Now run without authorization. Let's see what we get.
 
 

Now add the Authorize attribute to the Get method.

  1. [Authorize]  
  2. public IEnumerable<Employee> Get()  
  3. {  
  4. }

Now run again.


If you want authorization on all the actions of a controller then put Authorize above the controller class as in the following:

  1. [Authorize]  
  2. public class ValuesController : ApiController  
  3. {  
  4.    private List<Employee> EmpList = new List<Employee>();  
  5.    // GET api/values  
  6.    [HttpGet]  
  7.    [Authorize]         
  8.    public IEnumerable<Employee> Get()  
  9.    {  
  10.    }  
  11.    // GET api/values/5  
  12.    [AllowAnonymous]  
  13.    public Employee Get(int id)  
  14.    {  
  15.      return EmpList.Find(e => e.EmployeeID == id);  
  16.     }  
  17. }

You can set permission for a specific user like this.

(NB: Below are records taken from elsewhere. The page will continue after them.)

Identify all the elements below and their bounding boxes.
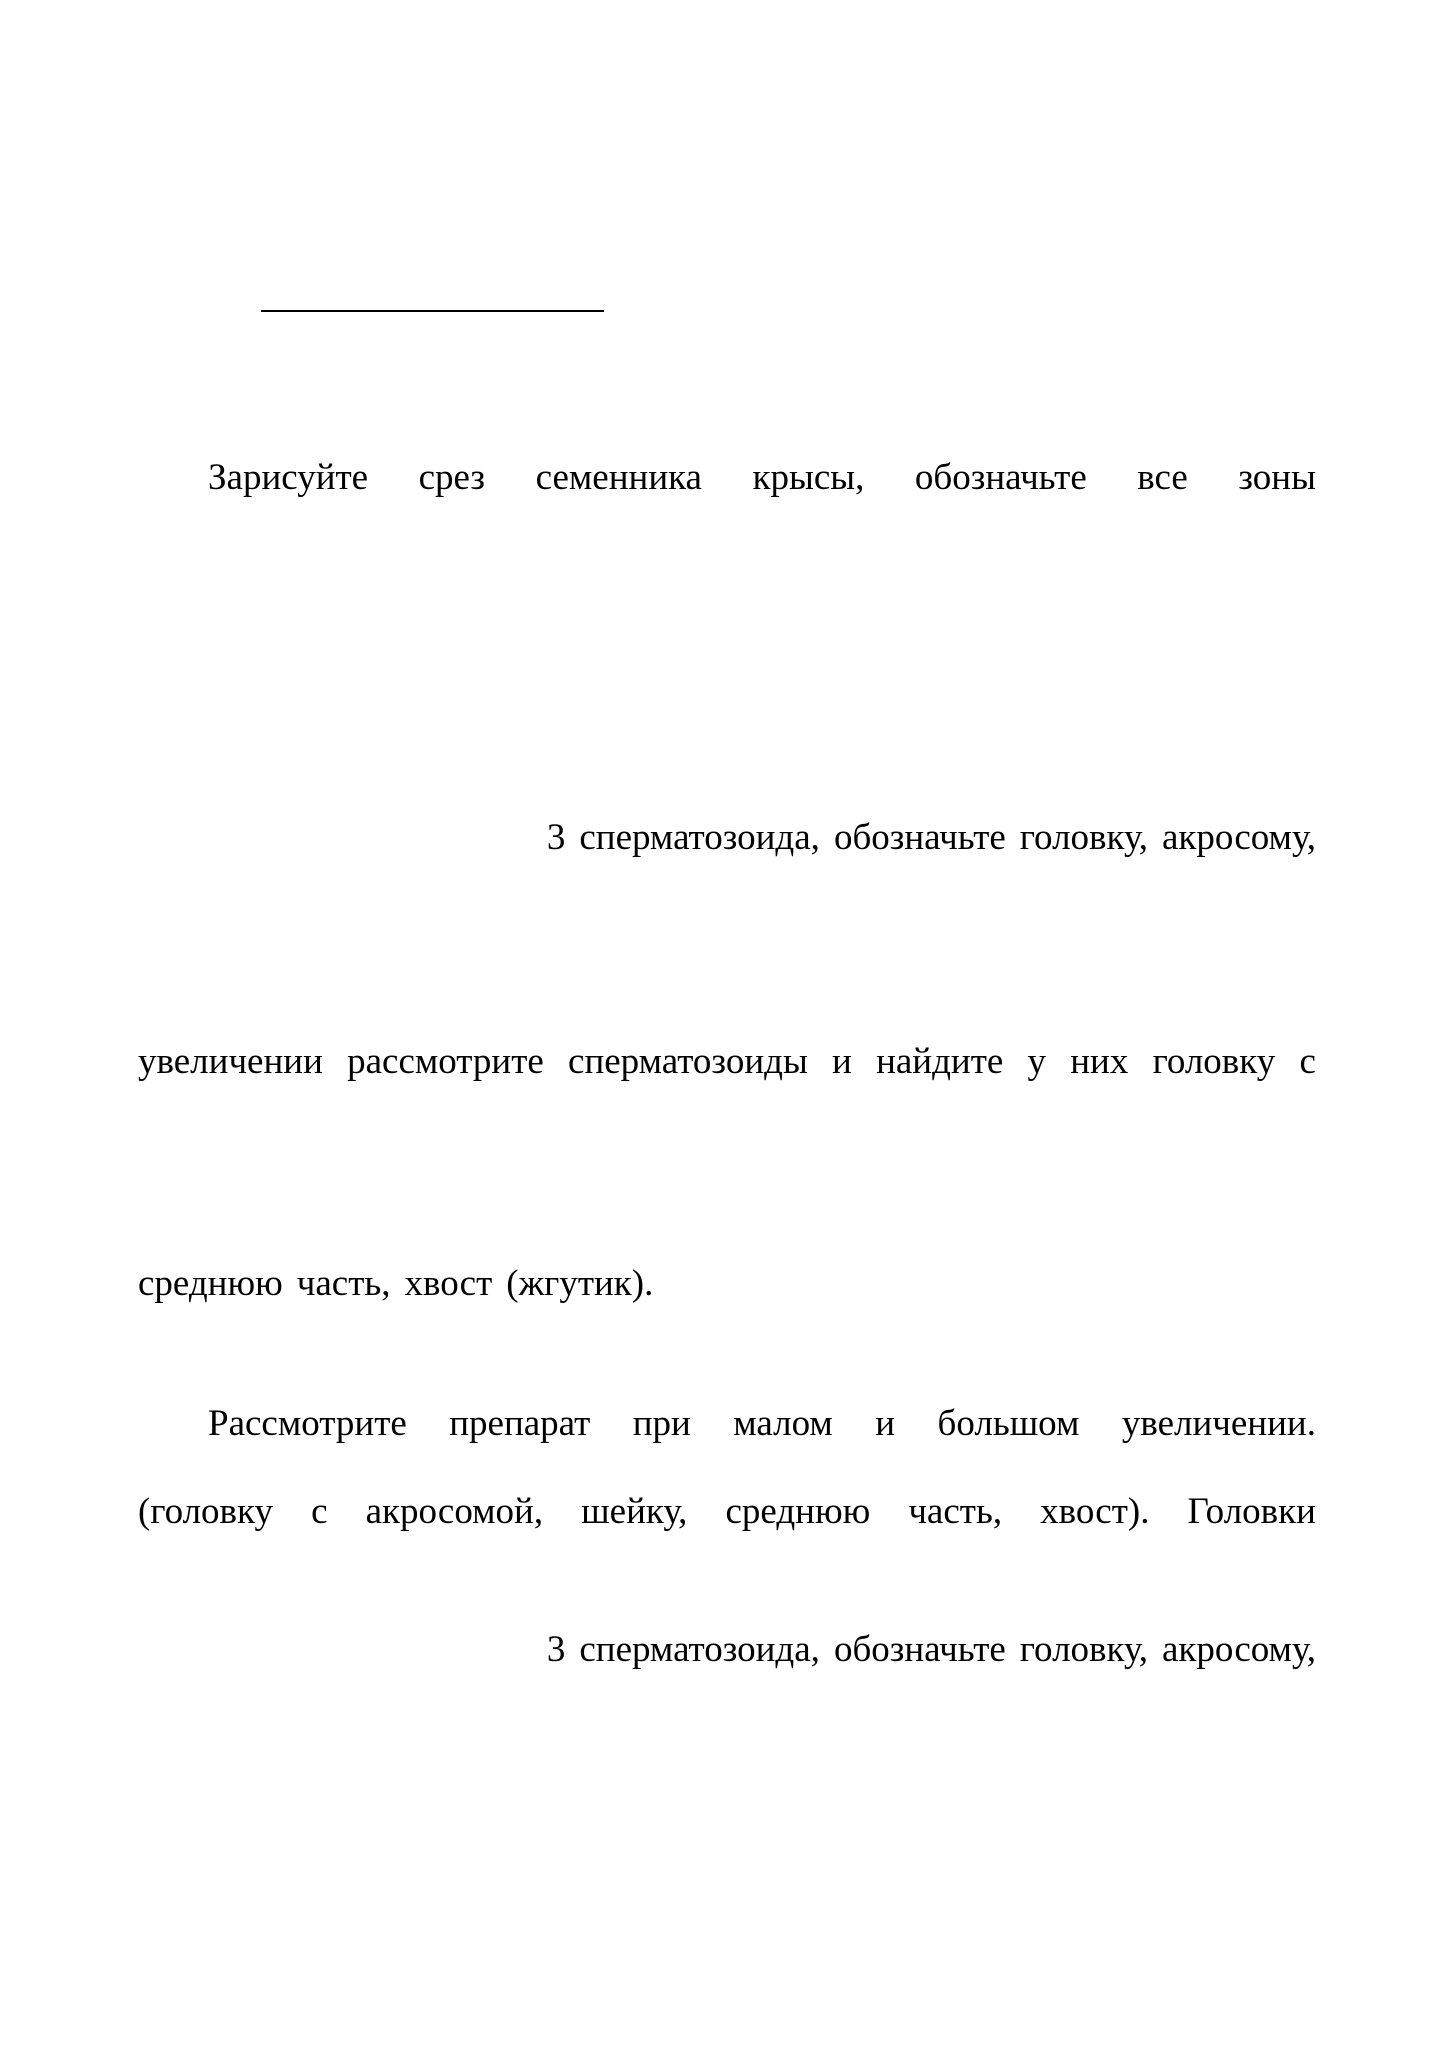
word: хвост — [404, 1263, 493, 1304]
word: 3 — [546, 1629, 566, 1670]
text-line — [138, 1262, 1316, 1306]
word: (головку — [138, 1491, 273, 1532]
word: (жгутик). — [506, 1263, 654, 1304]
word: среднюю — [138, 1263, 283, 1304]
word: срез — [418, 457, 486, 498]
word: у — [1027, 1041, 1047, 1082]
text-line — [138, 816, 1316, 860]
text-line — [138, 456, 1316, 500]
word: обозначьте — [833, 817, 1006, 858]
word: головку, — [1019, 1629, 1148, 1670]
word: Головки — [1187, 1491, 1316, 1532]
word: головку — [1152, 1041, 1276, 1082]
word: сперматозоида, — [579, 817, 820, 858]
word: найдите — [876, 1041, 1004, 1082]
word: при — [632, 1403, 691, 1444]
word: и — [875, 1403, 896, 1444]
word: часть, — [296, 1263, 391, 1304]
word: сперматозоида, — [579, 1629, 820, 1670]
word: с — [1299, 1041, 1316, 1082]
word: большом — [937, 1403, 1080, 1444]
word: часть, — [908, 1491, 1003, 1532]
word: 3 — [546, 817, 566, 858]
text-line — [138, 1490, 1316, 1534]
word: рассмотрите — [347, 1041, 544, 1082]
word: Зарисуйте — [208, 457, 369, 498]
word: головку, — [1019, 817, 1148, 858]
word: акросомой, — [365, 1491, 544, 1532]
word: акросому, — [1162, 1629, 1316, 1670]
word: шейку, — [581, 1491, 688, 1532]
word: крысы, — [752, 457, 865, 498]
word: акросому, — [1162, 817, 1316, 858]
word: с — [311, 1491, 328, 1532]
word: малом — [733, 1403, 833, 1444]
word: увеличении. — [1121, 1403, 1316, 1444]
word: и — [832, 1041, 852, 1082]
word: семенника — [535, 457, 702, 498]
word: обозначьте — [833, 1629, 1006, 1670]
top-rule — [261, 310, 604, 312]
text-line — [138, 1402, 1316, 1446]
word: увеличении — [138, 1041, 323, 1082]
word: хвост). — [1040, 1491, 1150, 1532]
word: среднюю — [725, 1491, 871, 1532]
word: них — [1070, 1041, 1129, 1082]
word: обозначьте — [914, 457, 1087, 498]
word: зоны — [1238, 457, 1316, 498]
word: сперматозоиды — [568, 1041, 808, 1082]
text-line — [138, 1040, 1316, 1084]
word: все — [1137, 457, 1188, 498]
text-line — [138, 1628, 1316, 1672]
word: препарат — [449, 1403, 591, 1444]
word: Рассмотрите — [208, 1403, 407, 1444]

  1. [Authorize(Users = "Raj,Sam")]  
  2. public class ValuesController : ApiController  
  3. {  
  4. } 

You can provide authorization for a specific user role also.

  1. [Authorize(Roles = "Administrators")]  
  2. public class ValuesController : ApiController  
  3. {  
  4. }

Conclusion

In this article, we learned how to use Web API in ASP.NET authorization.